Download or read book Indian Books in Print written by and published by . This book was released on 2003 with total page 1118 pages. Available in PDF, EPUB and Kindle. Book excerpt:
Download or read book The Lesbian Lyre written by Jeffrey M. Duban and published by CLAIRVIEW BOOKS. This book was released on 2016-08-23 with total page 834 pages. Available in PDF, EPUB and Kindle. Book excerpt: Hailed by Plato as the “Tenth Muse” of ancient Greek poetry, Sappho is inarguably antiquity’s greatest lyric poet. Born over 2,600 years ago on the Greek island of Lesbos, and writing amorously of women and men alike, she is the namesake lesbian. What’s left of her writing, and what we know of her, is fragmentary. Shrouded in mystery, she is nonetheless repeatedly translated and discussed – no, appropriated – by all. Sappho has most recently undergone a variety of treatments by agenda-driven scholars and so-called poet-translators with little or no knowledge of Greek.
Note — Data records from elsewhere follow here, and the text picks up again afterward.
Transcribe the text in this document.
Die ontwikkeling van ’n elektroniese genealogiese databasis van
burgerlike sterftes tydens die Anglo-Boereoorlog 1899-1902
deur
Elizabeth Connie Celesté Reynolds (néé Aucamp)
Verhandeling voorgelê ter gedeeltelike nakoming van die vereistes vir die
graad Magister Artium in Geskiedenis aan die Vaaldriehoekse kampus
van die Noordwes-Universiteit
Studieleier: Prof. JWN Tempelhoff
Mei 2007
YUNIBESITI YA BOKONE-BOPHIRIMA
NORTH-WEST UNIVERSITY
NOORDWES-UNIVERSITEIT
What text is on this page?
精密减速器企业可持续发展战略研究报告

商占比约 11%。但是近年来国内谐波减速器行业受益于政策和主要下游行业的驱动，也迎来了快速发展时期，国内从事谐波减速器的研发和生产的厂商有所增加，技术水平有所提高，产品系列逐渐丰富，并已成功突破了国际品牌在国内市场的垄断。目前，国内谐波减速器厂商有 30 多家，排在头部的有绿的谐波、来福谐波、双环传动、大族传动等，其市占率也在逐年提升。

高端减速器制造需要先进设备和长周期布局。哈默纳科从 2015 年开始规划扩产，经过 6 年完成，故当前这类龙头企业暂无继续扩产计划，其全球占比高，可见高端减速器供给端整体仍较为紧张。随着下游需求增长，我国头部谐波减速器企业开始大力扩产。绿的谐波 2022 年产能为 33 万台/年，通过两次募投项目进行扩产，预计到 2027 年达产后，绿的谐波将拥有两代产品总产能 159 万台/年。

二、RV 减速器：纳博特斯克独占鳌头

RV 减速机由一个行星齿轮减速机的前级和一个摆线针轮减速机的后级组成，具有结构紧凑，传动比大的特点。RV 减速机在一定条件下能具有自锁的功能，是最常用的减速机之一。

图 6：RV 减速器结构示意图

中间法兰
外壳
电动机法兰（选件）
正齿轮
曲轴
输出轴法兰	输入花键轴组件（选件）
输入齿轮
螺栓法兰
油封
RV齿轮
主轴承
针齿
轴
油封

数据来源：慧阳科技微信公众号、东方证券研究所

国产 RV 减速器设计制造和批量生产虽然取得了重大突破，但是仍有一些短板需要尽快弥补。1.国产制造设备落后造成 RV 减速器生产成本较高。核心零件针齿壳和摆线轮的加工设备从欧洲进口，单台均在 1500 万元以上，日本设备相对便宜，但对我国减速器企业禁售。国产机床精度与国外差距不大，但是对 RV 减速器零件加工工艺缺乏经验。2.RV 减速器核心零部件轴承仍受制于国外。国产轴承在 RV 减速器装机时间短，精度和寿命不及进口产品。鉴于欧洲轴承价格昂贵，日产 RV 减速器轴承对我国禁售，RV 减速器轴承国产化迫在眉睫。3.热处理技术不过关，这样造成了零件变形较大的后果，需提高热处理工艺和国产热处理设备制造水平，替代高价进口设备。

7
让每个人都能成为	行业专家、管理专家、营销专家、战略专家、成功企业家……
Classicist-translator Jeffrey Duban debunks the postmodernist scholarship by which Sappho is interpreted today and offers translations reflecting the charm and elegant simplicity of the originals. Duban provides a reader-friendly overview of Sappho’s times and themes, exploring her eroticism and Greek homosexuality overall. He introduces us to Sappho’s highly cultured island home, to its lyre-accompanied musical legends, and to the fabled beauty of Lesbian women. Not least, he emphasizes the proximity of Lesbos to Troy, making the translation and enjoyment of Homer’s Iliad and Odyssey a further focus. More than anything else, argues Duban, it is free verse and its rampant legacy – and no two persons more than Walt Whitman and Ezra Pound – that bear responsibility for the ruin of today’s classics in translation, to say nothing of poetry in the twentieth century. Beyond matters of reflection for classicists, Duban provides a far-ranging beginner’s guide to classical literature, with forays into Spenser and Milton, and into the colonial impulse of Virgil, Spenser, and the West at large.